After Judy spoke with me, we headed out to The Mountaineers climbing wall to help belay for a Mountain Workshop.

While we waited for the kids to show up, we met another helper, Keely Carolan. Now entering her senior year in high school, Keely came to The Mountaineers summer camp six years ago, and later joined our Mountaineers Adventure Club.
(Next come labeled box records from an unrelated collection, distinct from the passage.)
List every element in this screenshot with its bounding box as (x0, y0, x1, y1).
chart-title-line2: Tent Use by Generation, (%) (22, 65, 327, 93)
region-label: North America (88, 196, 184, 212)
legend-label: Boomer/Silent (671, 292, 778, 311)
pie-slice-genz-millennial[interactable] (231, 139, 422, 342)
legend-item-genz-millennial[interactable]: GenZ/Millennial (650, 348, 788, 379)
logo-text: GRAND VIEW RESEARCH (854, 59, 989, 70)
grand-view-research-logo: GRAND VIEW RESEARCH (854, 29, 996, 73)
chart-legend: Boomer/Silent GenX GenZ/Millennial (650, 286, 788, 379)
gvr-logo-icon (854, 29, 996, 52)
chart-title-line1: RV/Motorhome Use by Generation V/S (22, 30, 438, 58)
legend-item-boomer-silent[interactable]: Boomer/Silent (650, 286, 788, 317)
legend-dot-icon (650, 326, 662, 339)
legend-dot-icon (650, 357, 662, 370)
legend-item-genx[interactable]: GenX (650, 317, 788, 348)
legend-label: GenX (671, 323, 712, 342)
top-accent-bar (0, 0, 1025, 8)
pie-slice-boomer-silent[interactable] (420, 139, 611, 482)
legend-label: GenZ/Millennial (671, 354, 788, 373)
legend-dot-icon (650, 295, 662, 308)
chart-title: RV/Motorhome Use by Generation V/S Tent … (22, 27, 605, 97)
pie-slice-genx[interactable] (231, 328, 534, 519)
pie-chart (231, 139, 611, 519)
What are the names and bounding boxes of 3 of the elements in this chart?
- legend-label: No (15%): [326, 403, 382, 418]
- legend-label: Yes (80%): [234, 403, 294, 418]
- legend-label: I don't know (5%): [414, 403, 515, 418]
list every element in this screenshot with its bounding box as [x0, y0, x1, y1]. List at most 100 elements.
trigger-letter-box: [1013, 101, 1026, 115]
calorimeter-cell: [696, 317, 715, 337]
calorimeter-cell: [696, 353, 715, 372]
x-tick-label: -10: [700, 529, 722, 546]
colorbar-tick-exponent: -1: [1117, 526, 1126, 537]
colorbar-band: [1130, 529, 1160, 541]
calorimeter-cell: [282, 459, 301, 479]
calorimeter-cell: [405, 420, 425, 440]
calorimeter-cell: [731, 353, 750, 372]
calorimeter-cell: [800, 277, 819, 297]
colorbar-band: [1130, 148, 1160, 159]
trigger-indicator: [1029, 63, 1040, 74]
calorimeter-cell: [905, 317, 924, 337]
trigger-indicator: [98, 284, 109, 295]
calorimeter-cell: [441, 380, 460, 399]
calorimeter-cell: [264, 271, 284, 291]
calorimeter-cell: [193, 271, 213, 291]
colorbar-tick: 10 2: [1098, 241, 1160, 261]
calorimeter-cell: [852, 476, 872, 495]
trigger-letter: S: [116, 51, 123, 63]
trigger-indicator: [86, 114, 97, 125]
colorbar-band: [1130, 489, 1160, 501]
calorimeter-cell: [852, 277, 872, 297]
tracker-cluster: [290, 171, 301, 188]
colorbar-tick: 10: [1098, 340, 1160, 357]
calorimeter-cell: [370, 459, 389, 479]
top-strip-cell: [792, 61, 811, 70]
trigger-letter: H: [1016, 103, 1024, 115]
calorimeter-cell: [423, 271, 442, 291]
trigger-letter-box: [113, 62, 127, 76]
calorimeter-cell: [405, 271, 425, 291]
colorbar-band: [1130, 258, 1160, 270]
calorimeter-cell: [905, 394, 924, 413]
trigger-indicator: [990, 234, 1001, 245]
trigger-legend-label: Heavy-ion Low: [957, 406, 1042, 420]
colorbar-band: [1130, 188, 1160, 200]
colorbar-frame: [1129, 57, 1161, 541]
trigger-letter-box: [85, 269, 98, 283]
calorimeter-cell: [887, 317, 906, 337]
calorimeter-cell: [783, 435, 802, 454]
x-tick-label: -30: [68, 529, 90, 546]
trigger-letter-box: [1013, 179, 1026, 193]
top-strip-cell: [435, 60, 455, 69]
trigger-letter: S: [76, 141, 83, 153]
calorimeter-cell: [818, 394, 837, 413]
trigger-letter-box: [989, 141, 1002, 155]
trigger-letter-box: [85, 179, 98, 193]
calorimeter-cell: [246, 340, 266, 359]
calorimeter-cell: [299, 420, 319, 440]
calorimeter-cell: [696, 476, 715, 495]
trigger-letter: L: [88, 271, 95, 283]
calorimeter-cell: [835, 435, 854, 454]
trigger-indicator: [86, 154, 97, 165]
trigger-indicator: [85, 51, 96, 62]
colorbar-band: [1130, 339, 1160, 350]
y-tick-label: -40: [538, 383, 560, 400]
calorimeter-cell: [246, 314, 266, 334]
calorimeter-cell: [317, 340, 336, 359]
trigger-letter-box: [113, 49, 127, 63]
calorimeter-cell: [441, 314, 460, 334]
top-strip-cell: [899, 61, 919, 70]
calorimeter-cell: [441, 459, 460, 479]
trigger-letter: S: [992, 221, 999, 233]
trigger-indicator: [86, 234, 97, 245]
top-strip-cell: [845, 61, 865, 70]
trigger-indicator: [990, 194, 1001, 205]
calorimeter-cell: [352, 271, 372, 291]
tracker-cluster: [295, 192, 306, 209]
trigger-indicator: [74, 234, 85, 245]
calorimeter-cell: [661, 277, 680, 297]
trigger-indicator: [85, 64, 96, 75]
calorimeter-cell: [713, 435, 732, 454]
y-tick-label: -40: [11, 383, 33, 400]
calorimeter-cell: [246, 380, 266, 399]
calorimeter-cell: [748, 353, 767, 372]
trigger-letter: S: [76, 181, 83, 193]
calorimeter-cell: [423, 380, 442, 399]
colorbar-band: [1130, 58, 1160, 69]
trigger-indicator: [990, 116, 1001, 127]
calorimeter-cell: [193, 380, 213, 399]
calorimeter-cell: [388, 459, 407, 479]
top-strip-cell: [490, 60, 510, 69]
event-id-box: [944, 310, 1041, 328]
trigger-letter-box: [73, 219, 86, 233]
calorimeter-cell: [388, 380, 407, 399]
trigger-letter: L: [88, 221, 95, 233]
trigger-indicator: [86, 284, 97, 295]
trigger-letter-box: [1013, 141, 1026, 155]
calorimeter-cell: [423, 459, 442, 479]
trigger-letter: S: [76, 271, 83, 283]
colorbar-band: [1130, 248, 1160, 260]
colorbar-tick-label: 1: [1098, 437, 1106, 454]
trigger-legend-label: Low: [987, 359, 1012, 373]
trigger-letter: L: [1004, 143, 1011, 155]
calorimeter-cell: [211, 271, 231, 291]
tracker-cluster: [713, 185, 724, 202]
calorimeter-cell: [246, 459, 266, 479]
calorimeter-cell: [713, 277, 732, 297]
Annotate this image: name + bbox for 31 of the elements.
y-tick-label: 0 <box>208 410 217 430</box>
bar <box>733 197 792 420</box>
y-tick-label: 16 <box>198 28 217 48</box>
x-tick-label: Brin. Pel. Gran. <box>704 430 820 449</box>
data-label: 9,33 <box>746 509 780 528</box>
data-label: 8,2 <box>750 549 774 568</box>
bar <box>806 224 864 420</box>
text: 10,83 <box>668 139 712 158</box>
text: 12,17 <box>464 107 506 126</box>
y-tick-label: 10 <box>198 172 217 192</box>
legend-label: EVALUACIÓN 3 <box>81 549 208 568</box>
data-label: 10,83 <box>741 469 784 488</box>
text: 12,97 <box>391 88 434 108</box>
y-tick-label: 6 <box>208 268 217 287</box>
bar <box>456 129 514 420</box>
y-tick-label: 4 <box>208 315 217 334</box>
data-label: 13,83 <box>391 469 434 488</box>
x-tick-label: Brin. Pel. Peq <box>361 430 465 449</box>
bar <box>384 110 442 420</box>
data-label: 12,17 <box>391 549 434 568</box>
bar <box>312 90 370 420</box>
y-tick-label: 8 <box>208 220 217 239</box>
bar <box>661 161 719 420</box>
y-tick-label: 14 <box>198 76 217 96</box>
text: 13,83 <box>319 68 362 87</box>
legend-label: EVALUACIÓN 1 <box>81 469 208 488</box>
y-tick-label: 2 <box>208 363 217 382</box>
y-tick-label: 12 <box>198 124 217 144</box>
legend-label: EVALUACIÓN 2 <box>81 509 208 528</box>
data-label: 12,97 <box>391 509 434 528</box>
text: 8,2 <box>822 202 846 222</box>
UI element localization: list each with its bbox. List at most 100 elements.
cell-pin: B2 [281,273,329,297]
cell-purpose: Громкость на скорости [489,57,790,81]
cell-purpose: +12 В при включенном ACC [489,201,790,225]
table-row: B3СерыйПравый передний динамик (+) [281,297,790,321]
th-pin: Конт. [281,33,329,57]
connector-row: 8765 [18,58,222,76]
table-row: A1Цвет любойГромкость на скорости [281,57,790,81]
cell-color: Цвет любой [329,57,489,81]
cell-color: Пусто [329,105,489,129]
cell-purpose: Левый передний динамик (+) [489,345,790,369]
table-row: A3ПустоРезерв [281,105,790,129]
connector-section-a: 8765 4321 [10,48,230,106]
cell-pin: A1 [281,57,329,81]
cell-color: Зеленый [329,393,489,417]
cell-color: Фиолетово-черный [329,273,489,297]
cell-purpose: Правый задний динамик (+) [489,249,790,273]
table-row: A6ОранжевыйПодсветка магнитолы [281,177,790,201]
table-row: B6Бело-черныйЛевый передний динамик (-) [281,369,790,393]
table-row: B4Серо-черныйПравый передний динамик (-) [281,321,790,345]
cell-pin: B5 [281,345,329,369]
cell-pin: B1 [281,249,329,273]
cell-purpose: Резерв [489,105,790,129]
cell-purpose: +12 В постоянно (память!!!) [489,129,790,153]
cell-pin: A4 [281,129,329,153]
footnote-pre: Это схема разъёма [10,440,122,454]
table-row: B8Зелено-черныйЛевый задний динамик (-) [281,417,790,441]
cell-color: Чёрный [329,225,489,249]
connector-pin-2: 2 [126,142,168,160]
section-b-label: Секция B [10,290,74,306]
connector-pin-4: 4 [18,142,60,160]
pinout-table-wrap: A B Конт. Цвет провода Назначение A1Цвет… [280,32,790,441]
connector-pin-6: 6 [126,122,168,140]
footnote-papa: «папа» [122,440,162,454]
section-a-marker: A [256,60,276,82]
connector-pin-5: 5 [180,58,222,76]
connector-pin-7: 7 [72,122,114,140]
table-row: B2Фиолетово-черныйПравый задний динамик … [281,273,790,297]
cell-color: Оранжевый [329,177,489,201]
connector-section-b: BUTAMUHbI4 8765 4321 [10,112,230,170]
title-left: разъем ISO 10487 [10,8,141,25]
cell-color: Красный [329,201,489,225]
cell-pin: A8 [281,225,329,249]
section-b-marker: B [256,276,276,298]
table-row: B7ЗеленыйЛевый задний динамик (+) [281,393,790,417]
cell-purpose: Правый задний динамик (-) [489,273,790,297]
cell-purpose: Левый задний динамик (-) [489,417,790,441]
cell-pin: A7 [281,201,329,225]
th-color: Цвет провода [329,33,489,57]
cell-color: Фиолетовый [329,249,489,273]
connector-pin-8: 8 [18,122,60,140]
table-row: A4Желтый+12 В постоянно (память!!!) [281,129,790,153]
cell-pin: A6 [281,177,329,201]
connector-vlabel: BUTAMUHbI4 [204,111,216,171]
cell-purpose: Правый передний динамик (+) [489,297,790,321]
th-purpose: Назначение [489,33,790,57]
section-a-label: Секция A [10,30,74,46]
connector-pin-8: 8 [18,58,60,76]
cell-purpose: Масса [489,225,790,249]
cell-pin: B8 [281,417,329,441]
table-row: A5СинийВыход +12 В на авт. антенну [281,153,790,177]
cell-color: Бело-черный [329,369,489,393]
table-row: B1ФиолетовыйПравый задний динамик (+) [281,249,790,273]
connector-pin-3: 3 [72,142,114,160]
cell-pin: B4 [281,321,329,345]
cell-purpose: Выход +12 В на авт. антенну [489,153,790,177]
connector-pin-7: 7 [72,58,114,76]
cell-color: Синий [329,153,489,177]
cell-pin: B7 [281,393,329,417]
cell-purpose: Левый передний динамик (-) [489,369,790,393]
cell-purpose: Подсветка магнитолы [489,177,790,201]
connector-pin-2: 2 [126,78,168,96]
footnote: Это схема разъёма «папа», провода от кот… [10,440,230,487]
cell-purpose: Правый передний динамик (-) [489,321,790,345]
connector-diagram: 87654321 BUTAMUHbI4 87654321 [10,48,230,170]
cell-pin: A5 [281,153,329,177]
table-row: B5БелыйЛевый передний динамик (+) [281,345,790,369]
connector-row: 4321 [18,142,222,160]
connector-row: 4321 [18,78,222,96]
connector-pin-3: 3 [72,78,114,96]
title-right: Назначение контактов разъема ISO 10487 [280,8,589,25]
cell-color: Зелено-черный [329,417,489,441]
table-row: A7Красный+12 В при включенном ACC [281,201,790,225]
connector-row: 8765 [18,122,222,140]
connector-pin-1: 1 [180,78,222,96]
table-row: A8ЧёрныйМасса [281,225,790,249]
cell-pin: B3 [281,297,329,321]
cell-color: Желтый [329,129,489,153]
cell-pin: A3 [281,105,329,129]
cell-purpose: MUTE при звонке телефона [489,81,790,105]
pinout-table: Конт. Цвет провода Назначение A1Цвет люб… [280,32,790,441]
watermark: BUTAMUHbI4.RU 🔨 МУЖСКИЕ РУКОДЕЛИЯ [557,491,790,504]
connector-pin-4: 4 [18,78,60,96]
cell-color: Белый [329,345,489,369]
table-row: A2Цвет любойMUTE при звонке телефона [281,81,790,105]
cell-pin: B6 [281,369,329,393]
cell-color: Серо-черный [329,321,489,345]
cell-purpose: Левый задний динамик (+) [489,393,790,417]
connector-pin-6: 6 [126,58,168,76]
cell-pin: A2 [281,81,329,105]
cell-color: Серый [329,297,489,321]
Last fall she became the youth representative on our board – the same position Judy held 50 some years ago.

I asked Keely, if she was on the MAC trip that summited Rainier the previous weekend. “No,” she said. “I couldn’t go because I was competing in climbing nationals in Georgia.” Wow, I thought, our youth are crushing it!

As we waited, I suggested getting some photos of Judy and Keely climbing together. “That’s fine,” Judy said. “But these days, I can only belay. My body’s just not up for climbing anymore.”

With Judy belaying, Keely scampered up the rock wall. When she came down, we all started chatting again. Then came Judy’s voice: “Alright, let me give it a shot.”

Judy got tied in. A series of steady, well-practiced moves followed. In no time, she was up the rock wall looking down on us.

“Okay,” she said. “You can take me down now.” Judy could still do it, and soon she’d be showing the Mountain Workshop kids that they could too.